To survive, maybe even find a way to thrive, I dedicated my college years to making the University a more welcoming place for queer students. It felt righteous then, though now I see how it was also selfish. I needed to make room for me.
As I recapped in the paper’s intro:
It is impossible to introduce this project without talking about my own development at the University of Virginia. Coming to the school as a first-year, I worried how I, a queer identified woman, would fit into the University created by and for “Virginia Gentlemen.” Here was a school that I perceived to be the bastion of all things Southern and conservative (as if there were a distinction). I knew that the University had only become co-educational in the last thirty years and only integrated a few years before that. I couldn’t imagine how lesbian, gay, bisexual and transgender (LGBT) people might fare in this climate now, let alone in years past.
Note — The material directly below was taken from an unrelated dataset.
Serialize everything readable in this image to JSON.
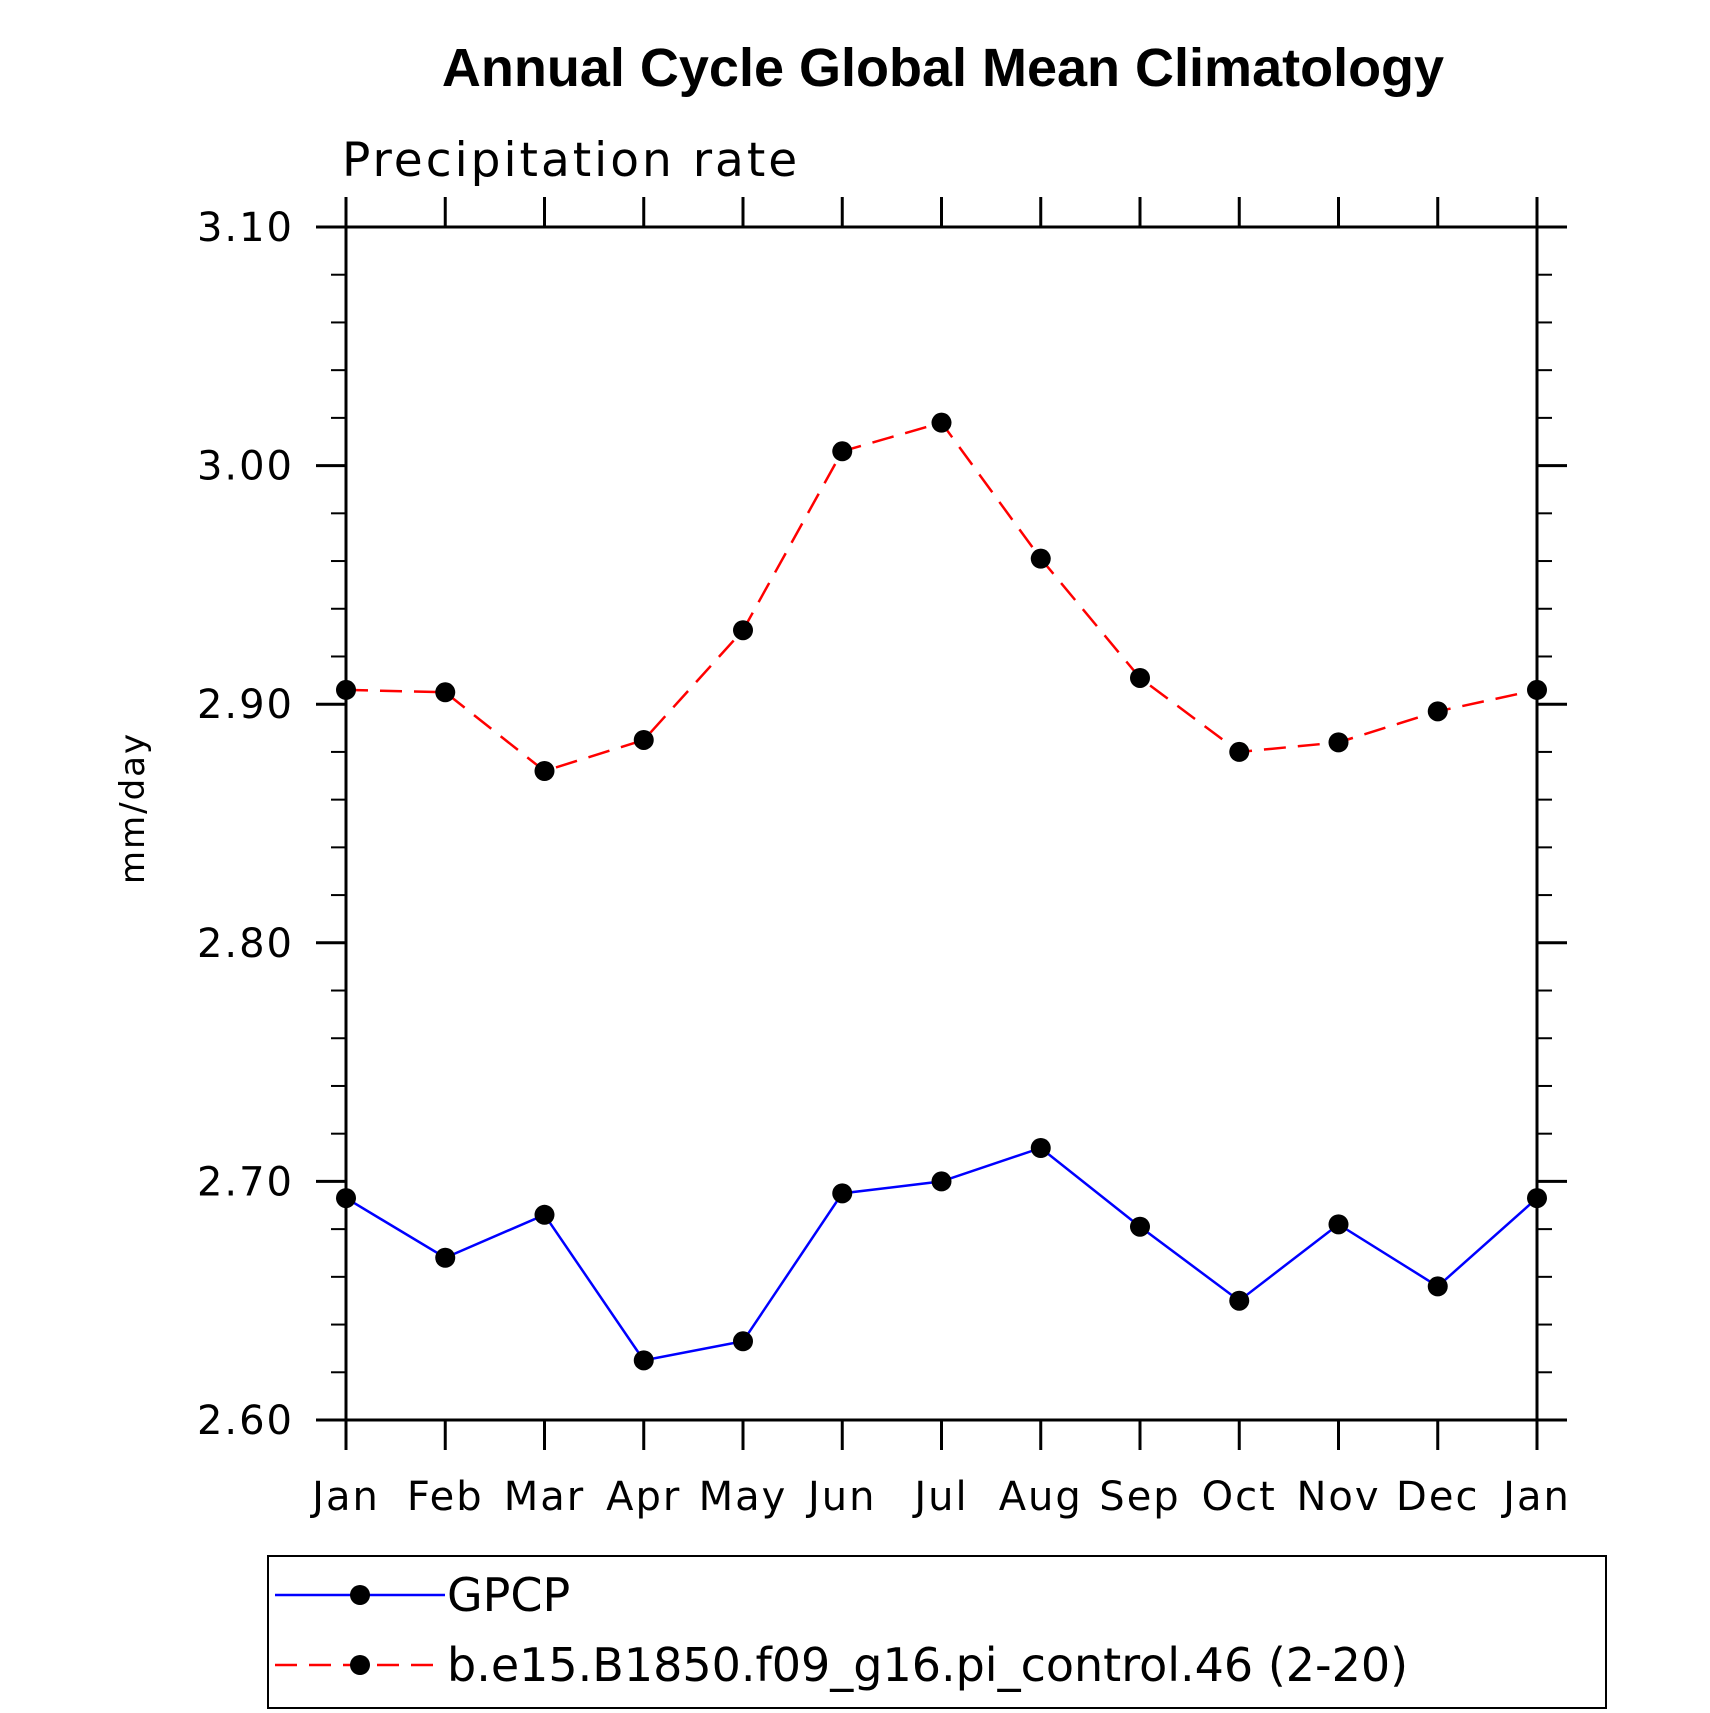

This thesis is just one manifestation of a larger project that began in 1998, when as an officer of the Lesbian, Gay, Bisexual and Transgender Union (LGBTU), I stumbled upon some boxes of archives from the organization’s predecessor the Gay Student Union (GSU)….On a grand scale, the documentation project attempts to trace the development of LGBT people at the University by collecting not just physical archival material (photographs, newspapers, notes) but also stories and oral histories in order to create a repository of memory.
Hello, former self! Is reading one’s college thesis the long-form equivalent of thumbing through an old yearbook? My sentences are full of adolescent blemishes. But also, there’s so much heart and good intentions. The paper remains, by far, my longest piece of writing—17k words! And it is awash with earnest 22-year-old assertions:
The term community is a complicated and contested term referring to a given set of understandings and assumptions about the associations of a given set of people. Rather than attempting to define a singular “community” within the University, this project focuses on the intersections between University institution and the emergence of self-identified gay and lesbian students.
Off to wince through the rest of the 60+ pages.